As soon as I read it, that was it. I knew the story would be set in a museum, in a society where people were paranoid about danger. The rest of it sprang from there.

2. You are based in Tasmania, which is becoming well known for having a creative kind of population – what challenges are there for you, as an author, being located just a little out of the way of the mainland?

I can’t really think of a downside to being based in Tassie, particularly with the ease of contact the internet gives you. On the contrary, there are plenty of pluses to being away from the main centres of Sydney and Melbourne. People are a little less connected to what’s happening in the big cities, which means that creativity is more likely to find its own shape, and often wanders along some very interesting shores. On top of that, Tasmania is full of stories – they sprout from the fences and erupt out of the ground. There’s history everywhere, much of it murky and violent, and growing up with those stories and that history is a wonderful background for a writer.
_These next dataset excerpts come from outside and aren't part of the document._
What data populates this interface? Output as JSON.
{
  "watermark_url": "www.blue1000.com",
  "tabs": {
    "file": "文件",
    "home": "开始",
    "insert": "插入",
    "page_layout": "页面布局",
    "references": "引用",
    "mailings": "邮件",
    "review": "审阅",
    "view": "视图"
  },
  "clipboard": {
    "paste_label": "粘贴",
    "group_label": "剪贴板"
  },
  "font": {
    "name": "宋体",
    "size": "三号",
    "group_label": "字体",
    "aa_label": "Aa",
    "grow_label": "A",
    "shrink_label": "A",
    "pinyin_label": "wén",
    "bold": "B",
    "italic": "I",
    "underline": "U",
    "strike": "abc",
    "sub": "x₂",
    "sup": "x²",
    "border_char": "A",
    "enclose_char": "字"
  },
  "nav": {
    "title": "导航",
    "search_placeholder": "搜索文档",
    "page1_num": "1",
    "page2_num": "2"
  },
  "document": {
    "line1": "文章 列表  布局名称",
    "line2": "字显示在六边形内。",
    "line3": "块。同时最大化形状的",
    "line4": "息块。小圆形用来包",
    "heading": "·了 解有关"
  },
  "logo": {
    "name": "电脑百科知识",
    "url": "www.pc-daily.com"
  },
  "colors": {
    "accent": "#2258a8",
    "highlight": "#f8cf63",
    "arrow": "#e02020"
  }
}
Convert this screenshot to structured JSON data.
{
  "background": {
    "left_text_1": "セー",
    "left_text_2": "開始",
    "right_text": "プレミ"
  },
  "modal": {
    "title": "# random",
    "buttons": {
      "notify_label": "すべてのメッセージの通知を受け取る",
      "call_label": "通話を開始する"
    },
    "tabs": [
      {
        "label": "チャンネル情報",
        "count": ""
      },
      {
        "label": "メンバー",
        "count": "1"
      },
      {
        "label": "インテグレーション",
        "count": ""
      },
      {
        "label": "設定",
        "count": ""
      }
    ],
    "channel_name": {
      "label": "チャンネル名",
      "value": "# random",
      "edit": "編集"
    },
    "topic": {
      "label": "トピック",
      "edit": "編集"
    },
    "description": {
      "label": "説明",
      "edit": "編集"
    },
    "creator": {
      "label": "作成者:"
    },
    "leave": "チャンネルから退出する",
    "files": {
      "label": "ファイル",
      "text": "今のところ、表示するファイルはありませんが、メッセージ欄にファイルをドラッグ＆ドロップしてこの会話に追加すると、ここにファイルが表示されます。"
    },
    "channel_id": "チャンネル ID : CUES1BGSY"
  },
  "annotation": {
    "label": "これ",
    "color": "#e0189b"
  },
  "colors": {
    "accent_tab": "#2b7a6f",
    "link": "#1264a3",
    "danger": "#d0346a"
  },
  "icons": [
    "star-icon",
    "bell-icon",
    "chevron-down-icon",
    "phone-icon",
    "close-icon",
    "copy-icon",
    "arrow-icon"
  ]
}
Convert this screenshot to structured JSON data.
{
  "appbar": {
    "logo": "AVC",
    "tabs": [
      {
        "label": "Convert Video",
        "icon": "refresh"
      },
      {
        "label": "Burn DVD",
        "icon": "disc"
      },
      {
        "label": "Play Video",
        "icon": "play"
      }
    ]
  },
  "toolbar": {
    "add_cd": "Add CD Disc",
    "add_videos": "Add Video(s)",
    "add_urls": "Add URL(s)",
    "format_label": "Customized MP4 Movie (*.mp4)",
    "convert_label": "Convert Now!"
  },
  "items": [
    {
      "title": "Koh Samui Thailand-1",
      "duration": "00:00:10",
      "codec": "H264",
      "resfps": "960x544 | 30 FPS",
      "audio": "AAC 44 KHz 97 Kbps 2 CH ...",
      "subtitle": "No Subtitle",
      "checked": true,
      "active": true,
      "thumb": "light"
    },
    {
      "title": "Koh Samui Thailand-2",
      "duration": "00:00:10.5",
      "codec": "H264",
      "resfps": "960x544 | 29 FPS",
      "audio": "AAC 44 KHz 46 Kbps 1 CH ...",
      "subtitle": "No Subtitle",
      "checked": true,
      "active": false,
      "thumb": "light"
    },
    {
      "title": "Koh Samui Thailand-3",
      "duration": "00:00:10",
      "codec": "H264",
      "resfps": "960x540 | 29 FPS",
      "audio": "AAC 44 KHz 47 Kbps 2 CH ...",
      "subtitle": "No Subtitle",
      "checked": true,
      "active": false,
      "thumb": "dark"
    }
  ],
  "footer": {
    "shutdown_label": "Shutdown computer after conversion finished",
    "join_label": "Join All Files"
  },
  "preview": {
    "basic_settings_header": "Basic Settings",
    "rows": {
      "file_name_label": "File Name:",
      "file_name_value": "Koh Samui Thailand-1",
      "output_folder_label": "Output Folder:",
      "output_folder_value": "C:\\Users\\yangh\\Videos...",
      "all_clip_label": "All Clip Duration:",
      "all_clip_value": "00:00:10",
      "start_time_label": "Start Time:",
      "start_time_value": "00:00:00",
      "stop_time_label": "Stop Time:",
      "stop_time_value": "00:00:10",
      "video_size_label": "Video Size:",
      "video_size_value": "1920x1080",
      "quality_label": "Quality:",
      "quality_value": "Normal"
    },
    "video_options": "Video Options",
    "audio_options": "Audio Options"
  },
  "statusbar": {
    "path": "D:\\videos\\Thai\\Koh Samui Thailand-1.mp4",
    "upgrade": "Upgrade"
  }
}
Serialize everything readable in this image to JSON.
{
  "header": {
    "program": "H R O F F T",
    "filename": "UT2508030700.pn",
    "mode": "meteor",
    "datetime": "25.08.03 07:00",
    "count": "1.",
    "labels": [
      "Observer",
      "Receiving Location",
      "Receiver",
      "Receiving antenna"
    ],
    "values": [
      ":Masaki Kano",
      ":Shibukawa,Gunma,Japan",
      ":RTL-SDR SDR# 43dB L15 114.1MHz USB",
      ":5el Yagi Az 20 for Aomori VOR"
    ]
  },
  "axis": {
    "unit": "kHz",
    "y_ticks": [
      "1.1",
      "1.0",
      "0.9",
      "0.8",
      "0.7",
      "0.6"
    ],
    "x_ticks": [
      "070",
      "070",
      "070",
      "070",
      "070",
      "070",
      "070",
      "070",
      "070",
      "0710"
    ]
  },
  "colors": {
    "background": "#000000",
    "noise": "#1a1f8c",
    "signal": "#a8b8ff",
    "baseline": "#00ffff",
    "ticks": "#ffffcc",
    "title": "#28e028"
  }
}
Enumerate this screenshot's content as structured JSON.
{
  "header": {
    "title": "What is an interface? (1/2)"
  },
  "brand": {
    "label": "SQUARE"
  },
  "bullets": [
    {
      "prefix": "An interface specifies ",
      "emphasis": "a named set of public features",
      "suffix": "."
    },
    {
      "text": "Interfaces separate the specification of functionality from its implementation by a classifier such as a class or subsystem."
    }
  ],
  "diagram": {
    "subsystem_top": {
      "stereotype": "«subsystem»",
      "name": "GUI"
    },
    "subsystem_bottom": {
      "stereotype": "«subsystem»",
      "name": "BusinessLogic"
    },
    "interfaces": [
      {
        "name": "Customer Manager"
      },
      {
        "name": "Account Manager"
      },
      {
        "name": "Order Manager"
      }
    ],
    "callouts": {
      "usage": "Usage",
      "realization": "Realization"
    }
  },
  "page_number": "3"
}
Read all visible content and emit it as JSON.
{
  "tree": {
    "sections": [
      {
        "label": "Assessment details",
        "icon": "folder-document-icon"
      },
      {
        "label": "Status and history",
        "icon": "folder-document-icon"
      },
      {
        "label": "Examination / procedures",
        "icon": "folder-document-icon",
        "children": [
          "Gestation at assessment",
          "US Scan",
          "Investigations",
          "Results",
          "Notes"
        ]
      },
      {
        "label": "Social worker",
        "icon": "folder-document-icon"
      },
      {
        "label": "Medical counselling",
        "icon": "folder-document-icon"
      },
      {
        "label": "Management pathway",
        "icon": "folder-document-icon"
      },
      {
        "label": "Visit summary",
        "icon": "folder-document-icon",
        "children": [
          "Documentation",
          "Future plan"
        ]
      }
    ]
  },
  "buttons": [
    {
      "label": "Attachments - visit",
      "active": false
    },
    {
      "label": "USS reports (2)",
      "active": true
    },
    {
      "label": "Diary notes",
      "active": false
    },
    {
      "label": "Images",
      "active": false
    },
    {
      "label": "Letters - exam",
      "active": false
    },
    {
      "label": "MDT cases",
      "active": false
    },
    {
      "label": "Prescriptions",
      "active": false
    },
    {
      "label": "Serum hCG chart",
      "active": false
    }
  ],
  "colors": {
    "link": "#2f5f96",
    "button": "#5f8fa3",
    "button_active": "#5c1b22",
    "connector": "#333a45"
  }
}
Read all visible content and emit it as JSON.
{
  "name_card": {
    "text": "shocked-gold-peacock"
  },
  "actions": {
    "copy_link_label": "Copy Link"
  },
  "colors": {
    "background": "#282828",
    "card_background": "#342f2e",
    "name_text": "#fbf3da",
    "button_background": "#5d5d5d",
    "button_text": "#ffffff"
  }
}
3. So we know The Keepers is rounding out with Path of Beasts later this year, but what’s happening next? Are there more projects already bubbling in the creative oven? Do you plan to continue writing for children, or is there something else in the works?

I’m currently more than halfway through a stand-alone novel for children, calledFrozen. It’s set on an ancient icebreaker that has been on the same course for the last three hundred years, and it’s a little bit fantasy, a little bit steampunk. Once that is done, I want to go back to the world of the Keepers, and write a couple of prequels about when Herro Dan and Olga Ciavolga were children. And then maybe write another book set in the Frozen world. And then some more prequels to the Keepers. And then… Um, quite a few projects bubbling away, actually!

4. What Australian works have you loved recently?

Pretty much anything by Margo Lanagan – I adore her short stories and loved Tender Morsels. I’ve got Sea Hearts sitting in my to-read pile – a friend recently said it was the best book she had ever read, so I’m looking forward to it. I’m also a big fan of Melina Marchetta, and was so pleased when she wrote a fantasy, Finnikin of the Rock, which is a deeply satisfying book. The sequel, Froi of the Exiles, is in my to-read pile next to Sea Hearts.

In younger books, the standouts for me have been Scott Westerfeld’s ‘Leviathin’ and Carole Wilkinson’s ‘Dragonkeeper’ series.

5. Two years on from Aussiecon 4, what do you think are some of the biggest changes to the Australian Spec Fic scene?

Oh dear, I never know how to answer questions like this. But one of the interesting things for me at the moment is Garth Nix’s dive into space opera. I haven’t read his new book yet, but I’m curious to see if other authors follow him. I love space opera, so I’d be quite happy if they did!